Худощавая экономка, стоящая рядом, скосилась туда же — в тонкий бледно-коричневый круг на доске. Один из трех, имеющихся в наличии:

— Близко к своим сокровищам не подпускала. Его светлость их из Тинарры привезли еще ростками. А потом тут такое выросло, прости Господи.

— Понятно, — и как знакомо. Со своей-то «доморощенной садовницей». — А теперь они где?

— Кто?

— Горшки с цветами, что стояли здесь, на подоконнике в ее комнате?

— А-а. Так Его светлость приказали их забрать. Давно уж. Пять лет тому как.

— И куда?

— В свою оранжерею. Куда ж еще-то?

— Ага-а.

— Я могу идти, госпожа? Вы ведь все помещения уже осмотрели?

— Нет. Она и осталась — оранжерея.

Лицо экономки вытянулось и вмиг побледнело:

— Хо-рошо. Вас туда… проводить?

— Чуть позже, — глянула я на закатное небо за окном. И, немного подумав, добавила. — Но, если вы мне кое-что проясните прямо ЗДЕСЬ, ваше личное присутствие ТАМ будет… не обязательно.

— Что вы хотите знать? — живо поинтересовались у меня.

— Самую малость. Вы ведь давно тут на службе?

— Да.

— И усопшую княжну знали хорошо?

— С трех лет, госпожа.

— Ага… Меня интересует период перед самой ее болезнью. Вы его помните?

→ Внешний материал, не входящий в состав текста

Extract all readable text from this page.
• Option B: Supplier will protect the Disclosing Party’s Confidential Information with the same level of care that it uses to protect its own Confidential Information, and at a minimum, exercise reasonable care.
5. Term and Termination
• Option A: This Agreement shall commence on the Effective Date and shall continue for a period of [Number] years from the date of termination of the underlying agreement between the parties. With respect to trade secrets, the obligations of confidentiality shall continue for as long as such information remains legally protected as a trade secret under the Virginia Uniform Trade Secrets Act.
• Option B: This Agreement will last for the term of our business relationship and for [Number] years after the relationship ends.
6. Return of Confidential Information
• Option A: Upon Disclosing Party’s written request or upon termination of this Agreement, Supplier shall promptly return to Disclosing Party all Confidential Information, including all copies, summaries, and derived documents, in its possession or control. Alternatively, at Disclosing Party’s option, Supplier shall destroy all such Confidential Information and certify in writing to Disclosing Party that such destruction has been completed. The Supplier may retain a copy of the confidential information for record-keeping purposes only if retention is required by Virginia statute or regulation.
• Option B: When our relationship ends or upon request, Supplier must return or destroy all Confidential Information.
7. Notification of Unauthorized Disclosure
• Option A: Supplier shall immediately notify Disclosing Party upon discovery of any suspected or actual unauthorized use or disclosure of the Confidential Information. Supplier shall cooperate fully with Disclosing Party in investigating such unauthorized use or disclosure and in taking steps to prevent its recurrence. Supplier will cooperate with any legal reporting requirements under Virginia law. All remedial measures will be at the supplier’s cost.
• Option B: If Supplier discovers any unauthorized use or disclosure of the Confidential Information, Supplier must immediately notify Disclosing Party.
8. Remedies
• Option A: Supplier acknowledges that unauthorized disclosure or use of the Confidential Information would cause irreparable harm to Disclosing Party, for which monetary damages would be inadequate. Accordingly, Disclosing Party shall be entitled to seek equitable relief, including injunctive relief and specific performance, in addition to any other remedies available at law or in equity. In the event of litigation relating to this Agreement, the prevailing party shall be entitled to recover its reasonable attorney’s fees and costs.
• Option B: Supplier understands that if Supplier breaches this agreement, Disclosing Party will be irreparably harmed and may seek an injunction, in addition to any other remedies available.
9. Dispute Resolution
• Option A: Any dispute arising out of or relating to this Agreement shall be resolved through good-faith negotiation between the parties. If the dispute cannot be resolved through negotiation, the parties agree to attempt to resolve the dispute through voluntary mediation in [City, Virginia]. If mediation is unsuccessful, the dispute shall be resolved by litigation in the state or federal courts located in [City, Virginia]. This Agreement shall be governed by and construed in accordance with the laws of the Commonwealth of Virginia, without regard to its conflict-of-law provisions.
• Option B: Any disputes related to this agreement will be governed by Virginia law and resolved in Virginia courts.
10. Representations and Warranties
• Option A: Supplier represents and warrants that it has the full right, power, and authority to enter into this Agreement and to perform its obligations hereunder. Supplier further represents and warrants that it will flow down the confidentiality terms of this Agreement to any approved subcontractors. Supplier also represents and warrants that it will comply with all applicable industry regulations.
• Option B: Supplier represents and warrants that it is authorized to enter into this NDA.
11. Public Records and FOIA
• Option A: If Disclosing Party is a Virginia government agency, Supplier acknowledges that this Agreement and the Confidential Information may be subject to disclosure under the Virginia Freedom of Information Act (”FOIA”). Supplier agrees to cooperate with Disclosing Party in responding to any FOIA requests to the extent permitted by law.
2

— Естественно, — хмыкнула женщина и неожиданно смутилась.

Я в ответ… передернула плечами:

— И много было с ней… «странностей»?

— «Стран…» — мельком зыркнула та на дверь. — «Странностей» — не то слово. Вся тогдашняя весна была — одна сплошная «странность».

— И в чем она выражалась?

— А в чем?.. Днями — все как обычно. Его светлость — в трудах, княжна — в рукодельях и чтении. А ночами…

— Что было ночами?

— У нас в то время горничная одна служила. Та еще, блудованка, прости Господи за словцо, так даже она краснела под этой дверью. От охов и стонов за ней. И так — почти каждый Божий день. Точнее, ночь.

— Да неужели? — прищурилась я на настенный девичий портрет. — И кто сей «ночной гость»? Ведь должны же были его засечь после таких… звуковых эффектов?

— Так в том-то все и дело, — перешла женщина на шепот. — Его светлость самолично караулили, и посты выставляли в коридорах, под окнами и по парку.

— И что?

— И ничего.

— Вы хотели сказать: «никого»?

— Да нет, госпожа: что хотела, то и сказала. Потому как обычные ухажеры, перед тем, как в койку к зазнобе нырнуть, в комнату должны войти. А потом из нее выйти.

— А этот, значит, не сюда и не туда?

— Точно.

— Понятно… И сколько сие продолжалось? Всю весну?

— Угу. А потом, как-то враз стихло, и вскоре княжна Малинка слегла. И на этой же самой койке… — со свистом вдохнула экономка. — Так сейчас-то я могу идти?.. Госпожа?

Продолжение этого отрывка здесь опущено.